Fue una experiencia maravillosa y formadora. Trabajé varios años en el Instituto de Inmunología, en el grupo de síntesis y secuenciación de proteínas, investigando enfermedades como la malaria y la tuberculosis. Allí aprendí lo que es la investigación rigurosa, la constancia, la perseverancia y el compromiso. Esa escuela marcó mi forma de ver la ciencia para siempre. Al Quindío llegué inicialmente por un proyecto de ingeniería de alimentos relacionado con la conservación de la yuca empacada al vacío. Ese trabajo me permitió conocer el departamento y me enamoré del clima y, sobre todo, de su gente. En 1986 se abrió una convocatoria en la Universidad del Quindío para el área de Química, me presenté y fui seleccionada. Todavía conservo el telegrama que me llegó en diciembre de ese año.

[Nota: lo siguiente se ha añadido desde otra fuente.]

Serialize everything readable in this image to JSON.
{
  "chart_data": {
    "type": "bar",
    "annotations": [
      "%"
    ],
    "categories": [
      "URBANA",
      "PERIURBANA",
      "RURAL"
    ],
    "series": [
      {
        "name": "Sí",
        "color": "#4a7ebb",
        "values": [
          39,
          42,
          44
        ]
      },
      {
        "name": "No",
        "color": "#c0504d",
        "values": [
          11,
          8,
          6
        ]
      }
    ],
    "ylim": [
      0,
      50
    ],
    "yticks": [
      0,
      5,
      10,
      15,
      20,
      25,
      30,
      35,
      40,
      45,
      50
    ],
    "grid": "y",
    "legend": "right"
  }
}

Desde febrero de 1987 estoy vinculada como profesora de planta.
¿Cómo nació el proyecto del Laboratorio de Investigaciones en Postcosecha?

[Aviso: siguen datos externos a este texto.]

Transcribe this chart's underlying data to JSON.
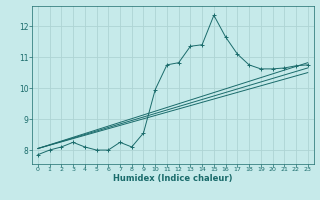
{
  "xlabel": "Humidex (Indice chaleur)",
  "background_color": "#c6eaea",
  "grid_color": "#aed4d4",
  "line_color": "#1a6b6b",
  "xlim": [
    -0.5,
    23.5
  ],
  "ylim": [
    7.55,
    12.65
  ],
  "yticks": [
    8,
    9,
    10,
    11,
    12
  ],
  "xticks": [
    0,
    1,
    2,
    3,
    4,
    5,
    6,
    7,
    8,
    9,
    10,
    11,
    12,
    13,
    14,
    15,
    16,
    17,
    18,
    19,
    20,
    21,
    22,
    23
  ],
  "main_line_x": [
    0,
    1,
    2,
    3,
    4,
    5,
    6,
    7,
    8,
    9,
    10,
    11,
    12,
    13,
    14,
    15,
    16,
    17,
    18,
    19,
    20,
    21,
    22,
    23
  ],
  "main_line_y": [
    7.85,
    8.0,
    8.1,
    8.25,
    8.1,
    8.0,
    8.0,
    8.25,
    8.1,
    8.55,
    9.95,
    10.75,
    10.82,
    11.35,
    11.4,
    12.35,
    11.65,
    11.1,
    10.75,
    10.62,
    10.62,
    10.65,
    10.72,
    10.75
  ],
  "reg_lines": [
    {
      "x": [
        0,
        23
      ],
      "y": [
        8.05,
        10.5
      ]
    },
    {
      "x": [
        0,
        23
      ],
      "y": [
        8.05,
        10.65
      ]
    },
    {
      "x": [
        0,
        23
      ],
      "y": [
        8.05,
        10.82
      ]
    }
  ]
}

Desde que llegué tenía claro que quería investigar. Formulé un proyecto para Planeación Nacional que permitió crear el Laboratorio de Investigaciones en Postcosecha de Frutas Tropicales. Fue aprobado y conseguimos cerca de 800 millones de pesos, que en ese momento era una cifra enorme. Con eso se logró una infraestructura de punta que aún hoy sigue funcionando y generando conocimiento. El eje de nuestras investigaciones ha sido prolongar la vida útil de frutas y vegetales. Empezamos estudiando respiración, maduración y cambios químicos, y con el tiempo evolucionamos hacia recubrimientos comestibles, nanopartículas y, más recientemente, al aprovechamiento de residuos de la agroindustria para crear empaques biodegradables. Hoy trabajamos con cáscaras, semillas y subproductos que antes se desechaban y ahora pueden convertirse en soluciones sostenibles. Estas investigaciones tienen una importancia fundamental, estamos aportando a la reducción de residuos, a la sostenibilidad y al cumplimiento de los Objetivos de Desarrollo Sostenible. La presión sobre el agua y la tierra es enorme y la ciencia tiene que responder a esas realidades, especialmente desde las regiones.
Fue reconocida como Investigadora Emérita. ¿Qué significó ese momento para usted?
Fue una sorpresa y una emoción muy grande. Es un reconocimiento a toda una vida dedicada a la ciencia, a la formación de estudiantes y a la investigación con impacto. Recibir esa distinción fue profundamente significativo, no sólo a nivel personal, sino también para la Universidad del Quindío. Pienso que es una forma de visibilizar la institución y el trabajo que se hace desde el Quindío. He sido presidenta de la Asociación Latinoamericana de Ciencia y Tecnología de Alimentos, vicepresidenta de ACTA Colombia y actualmente presido la mesa sectorial de cosecha y postcosecha del Sena. Todo eso suma y abre puertas para estudiantes, profesores y para la región.
¿Qué mensaje les daría a los jóvenes que ven en usted un referente?
Que aprovechen todas las oportunidades que la vida les da y que no vean la investigación como algo lejano. La ciencia está cerca, se necesita y abre puertas a muchos mundos: la academia, la industria, el desarrollo social. Que amplíen sus horizontes, busquen oportunidades, se acerquen a los profesores y no tengan miedo de soñar en grande. Desde cualquier lugar se pueden hacer aportes valiosos a la sociedad.

Investigadora Emérita del Ministerio de Ciencia, profesora de planta desde 1987 y pionera en estudios de postcosecha, Magda Ivonne Pinzón Fandiño es una de las figuras más influyentes de la ciencia regional y un referente para la investigación en alimentos en Colombia.